La lunga vicenda del personale ATA, dimostra,  ancora una volta, che il diritto non finisce in Italia ed anzi che l’ordinamento sovranazionale offre delle garanzie sostanzialmente maggiori, rispetto alle quali, poi, i giudici italiani sono tenuti a conformarsi. La tanto denegata Europa sociale rappresenta, pertanto, un argine alle furie del legislatore, che se può ignorare chi ad essa si oppone dentro i confini nazionali, non può prescindere dai vincoli che gli derivano dalla sua appartenenza alla famiglia europea.

In breve, l’art. 8 della legge n. 124/99, prevedeva a favore di detto personale l’inquadramento nelle qualifiche funzionali e nei profili professionali corrispondenti a quelli svolti alle dipendenze dell’ente locale di provenienza e il riconoscimento ai fini giuridici ed economici dell’anzianità maturata nel ruolo di provenienza. L’intento del legislatore era, dunque, quello di uniformare le gestioni del personale scolastico amministrativo, tecnico ed ausiliario, al fine di perequarne il trattamento giuridico ed economico, fino ad allora affidato in parte alla gestione dello Stato e in parte dell’ente locale di pertinenza (comune e provincia).

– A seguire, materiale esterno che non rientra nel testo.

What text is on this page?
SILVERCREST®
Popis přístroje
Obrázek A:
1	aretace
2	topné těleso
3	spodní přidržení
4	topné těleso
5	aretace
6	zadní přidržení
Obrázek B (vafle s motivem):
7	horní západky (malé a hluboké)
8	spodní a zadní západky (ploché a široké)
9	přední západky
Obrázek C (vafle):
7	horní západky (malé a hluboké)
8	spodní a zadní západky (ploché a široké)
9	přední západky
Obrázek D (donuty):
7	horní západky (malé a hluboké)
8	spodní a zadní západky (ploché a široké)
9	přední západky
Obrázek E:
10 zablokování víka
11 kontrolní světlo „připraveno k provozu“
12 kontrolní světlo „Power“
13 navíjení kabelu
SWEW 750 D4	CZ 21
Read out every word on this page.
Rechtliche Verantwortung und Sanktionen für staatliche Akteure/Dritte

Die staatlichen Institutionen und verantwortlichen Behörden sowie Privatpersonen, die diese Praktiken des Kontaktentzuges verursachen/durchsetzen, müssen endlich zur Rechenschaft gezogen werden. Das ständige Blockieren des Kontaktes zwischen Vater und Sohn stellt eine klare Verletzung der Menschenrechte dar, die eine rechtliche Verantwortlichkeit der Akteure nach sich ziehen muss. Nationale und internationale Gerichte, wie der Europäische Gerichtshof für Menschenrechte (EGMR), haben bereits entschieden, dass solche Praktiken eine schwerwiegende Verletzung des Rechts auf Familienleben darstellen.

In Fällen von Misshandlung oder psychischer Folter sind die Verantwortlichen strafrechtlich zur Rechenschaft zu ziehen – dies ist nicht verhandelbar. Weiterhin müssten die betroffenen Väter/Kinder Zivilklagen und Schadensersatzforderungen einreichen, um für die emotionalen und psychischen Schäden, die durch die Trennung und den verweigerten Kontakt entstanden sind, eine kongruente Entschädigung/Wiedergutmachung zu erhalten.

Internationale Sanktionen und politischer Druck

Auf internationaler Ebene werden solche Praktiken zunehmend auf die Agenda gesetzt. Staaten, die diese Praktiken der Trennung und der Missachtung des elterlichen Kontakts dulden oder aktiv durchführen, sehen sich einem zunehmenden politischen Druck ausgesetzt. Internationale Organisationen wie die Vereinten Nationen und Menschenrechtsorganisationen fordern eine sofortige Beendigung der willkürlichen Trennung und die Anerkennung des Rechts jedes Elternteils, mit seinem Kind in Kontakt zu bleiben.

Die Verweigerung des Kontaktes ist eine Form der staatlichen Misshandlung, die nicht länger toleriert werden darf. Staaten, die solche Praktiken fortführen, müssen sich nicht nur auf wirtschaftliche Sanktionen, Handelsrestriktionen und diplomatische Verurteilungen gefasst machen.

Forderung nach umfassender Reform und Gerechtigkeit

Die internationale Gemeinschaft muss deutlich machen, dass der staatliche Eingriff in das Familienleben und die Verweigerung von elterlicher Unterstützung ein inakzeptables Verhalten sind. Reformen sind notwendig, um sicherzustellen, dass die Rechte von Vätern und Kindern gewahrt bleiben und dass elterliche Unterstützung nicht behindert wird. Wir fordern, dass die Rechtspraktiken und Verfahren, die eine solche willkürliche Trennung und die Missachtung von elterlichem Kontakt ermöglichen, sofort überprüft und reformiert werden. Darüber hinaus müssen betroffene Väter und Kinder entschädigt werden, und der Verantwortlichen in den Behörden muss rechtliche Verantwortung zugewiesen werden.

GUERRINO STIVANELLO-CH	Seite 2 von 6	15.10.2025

Di seguito, nel rendere attuativa tale norma, venivano approvati due decreti ministeriali, ovvero i decreti del Ministro della pubblica istruzione, di concerto con i Ministri dell’interno, del tesoro, del bilancio e della programmazione economica e per la funzione pubblica, del 23 luglio 1999 “Trasferimento del personale ATA dagli enti locali allo Stato, ai sensi dell’art. 8 della legge 3 maggio 1999, n. 124”, e del 5 aprile 2001 “Recepimento dell’accordo ARAN – Rappresentanti delle organizzazioni e confederazioni sindacali in data 20 luglio 2000, sui criteri di inquadramento del personale già dipendente degli enti locali e transitato nel comparto scuola”. La disciplina introdotta con i citati decreti attuativi era da un lato non conforme al dettato della legge, dall’altro fortemente penalizzante per il personale transitato dai ruoli locali ai ruoli dello Stato. In particolare la questione fondamentale che si poneva in essere era se la garanzia del riconoscimento ai fini giuridici ed economici dell’anzianità maturata presso gli enti locali in favore dei dipendenti ATA passati da tali ruoli a quelli statali, potesse risolversi nell’attribuzione ai dipendenti del cd. “maturato economico”.